We found that globally averaged extreme precipitation responses in the simulated twentieth century climate under different forcing factors (ALL, ANT, GHG, and SUL) are in overall concert with the Clausius-Clapeyron constraints. This is in agreement with previous studies using future scenario simulations (Allen and Ingram 2002; Trenberth et al. 2003; Pall et al. 2007; Kharin et al. 2007). This robustness of moisture availability constraints on the extreme precipitation changes supports the higher detectability in extreme precipitation than in the mean precipitation (Hegerl et al. 2004).
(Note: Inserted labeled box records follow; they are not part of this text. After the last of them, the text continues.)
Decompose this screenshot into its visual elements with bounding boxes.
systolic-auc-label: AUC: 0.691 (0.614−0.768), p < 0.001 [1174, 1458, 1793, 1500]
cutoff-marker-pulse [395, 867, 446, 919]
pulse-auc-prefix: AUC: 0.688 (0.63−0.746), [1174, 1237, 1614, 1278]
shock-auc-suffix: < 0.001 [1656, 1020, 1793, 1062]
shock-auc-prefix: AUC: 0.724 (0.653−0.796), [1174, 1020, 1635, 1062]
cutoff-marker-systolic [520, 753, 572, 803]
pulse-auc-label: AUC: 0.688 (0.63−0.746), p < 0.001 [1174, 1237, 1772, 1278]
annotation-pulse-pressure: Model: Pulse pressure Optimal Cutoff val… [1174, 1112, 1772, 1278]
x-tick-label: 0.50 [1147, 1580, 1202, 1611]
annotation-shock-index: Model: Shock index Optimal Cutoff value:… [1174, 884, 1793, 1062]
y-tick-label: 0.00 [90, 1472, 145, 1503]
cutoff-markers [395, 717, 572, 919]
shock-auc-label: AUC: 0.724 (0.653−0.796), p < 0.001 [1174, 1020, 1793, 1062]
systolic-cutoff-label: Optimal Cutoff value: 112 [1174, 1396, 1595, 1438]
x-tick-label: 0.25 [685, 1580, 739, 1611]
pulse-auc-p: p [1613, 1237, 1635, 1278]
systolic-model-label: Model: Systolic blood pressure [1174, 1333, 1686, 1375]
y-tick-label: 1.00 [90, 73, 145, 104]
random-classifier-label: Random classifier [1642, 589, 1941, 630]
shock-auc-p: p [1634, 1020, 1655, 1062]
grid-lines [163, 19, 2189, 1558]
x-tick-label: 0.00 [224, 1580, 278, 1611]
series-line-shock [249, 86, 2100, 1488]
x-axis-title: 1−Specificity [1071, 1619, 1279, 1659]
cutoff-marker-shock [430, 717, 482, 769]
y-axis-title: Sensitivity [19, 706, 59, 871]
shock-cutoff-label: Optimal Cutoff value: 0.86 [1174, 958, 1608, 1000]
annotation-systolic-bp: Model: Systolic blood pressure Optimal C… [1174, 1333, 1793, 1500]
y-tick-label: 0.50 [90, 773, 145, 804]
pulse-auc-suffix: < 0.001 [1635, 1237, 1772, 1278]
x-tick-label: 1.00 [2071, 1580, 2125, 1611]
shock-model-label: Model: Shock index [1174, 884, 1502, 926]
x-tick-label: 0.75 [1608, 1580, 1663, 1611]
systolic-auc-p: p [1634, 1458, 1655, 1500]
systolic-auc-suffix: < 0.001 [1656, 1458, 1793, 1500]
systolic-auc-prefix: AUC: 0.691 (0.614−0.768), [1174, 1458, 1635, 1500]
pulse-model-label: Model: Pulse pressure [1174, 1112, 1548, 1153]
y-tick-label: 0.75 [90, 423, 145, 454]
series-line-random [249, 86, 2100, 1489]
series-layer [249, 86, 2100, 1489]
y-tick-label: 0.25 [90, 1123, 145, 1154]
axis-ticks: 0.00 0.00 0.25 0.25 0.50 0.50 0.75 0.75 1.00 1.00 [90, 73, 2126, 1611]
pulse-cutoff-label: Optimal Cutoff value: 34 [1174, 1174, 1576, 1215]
This study has a few methodological distinctions from previous studies. First, detectability is assessed using transient climate simulations of the entire twentieth century rather than of the latter half of the twentieth century (Kiktev et al. 2003, 2007) or future simulations (Hegerl et al. 2004). Second, we consider temporal variations of precipitation extremes rather than just the long-term trends (Kiktev et al. 2003, 2007; Hegerl et al. 2004). This has the potential to improve the detectability of external signals, especially if decadal variation is substantial. Third, different spatial domains ranging from the globe to individual continents were considered. Fourth, our perfect model analysis is constructed more realistically by considering ALL simulations as observations and the other experiments as possible explanations.

It should be noted that the annual maxima used here may be drawn from particular seasons over the large parts of regions, such as monsoonal areas, where strong seasonal signatures in precipitations exist. Therefore the use of seasonal maxima may not substantially increase detectability. On the other hand, incorporating seasonality could be beneficial on regional scales by separating mechanisms of extreme precipitations into convection versus large-scale process.

It should also be noted that this study is more a resampleable model experiment as we use three realizations to define the observations. That is, the data set used as observations is three times as large as would be realizable in the real world. The major aim of utilizing the three member ensemble is to obtain more reliable estimates of extreme precipitation indices from larger number of samples, but this might reduce noise related to sampling error on the observations and affect detectability. In this regard, we conducted a simple test by comparing GEV parameters estimated from a single realization to those from three realizations. The L-moment method (Hosking 1990) was applied for GEV parameter estimation with the single realization of observations due to a small number of samples, i.e. 20 annual maxima, because the ML method can occasionally produce unreliable estimates when sample size is too small (Martins and Stedinger 2000, Kharin et al. 2005). We found very similar spatial and temporal patterns of the two GEV parameters obtained from single and three realizations, suggesting that the internal (or intraensemble) variability is relatively weak compared to the mean response in the ALL experiment with the ECHO-G model.

Finally, it should be pointed out that the results presented here probably represent the upper limit of detectability in extreme precipitation. Comparison between model grid data with station-based observations (e.g., Osborn and Hulme 1997) remains a challenge. Reanalyses are also not of sufficient quality in this respect (Kharin et al. 2005). More importantly, multimodel analyses using historical simulations should be carried out to consider the uncertainty arising from different model responses (Tebaldi et al. 2006; Kharin et al. 2007). Also, it would be imperative to include high resolution models that could better resolve regional climate features associated with precipitation extremes and to test the sensitivity of detectability to model resolution: Can the lower detectability at smaller regional scales be improved by increasing model resolutions?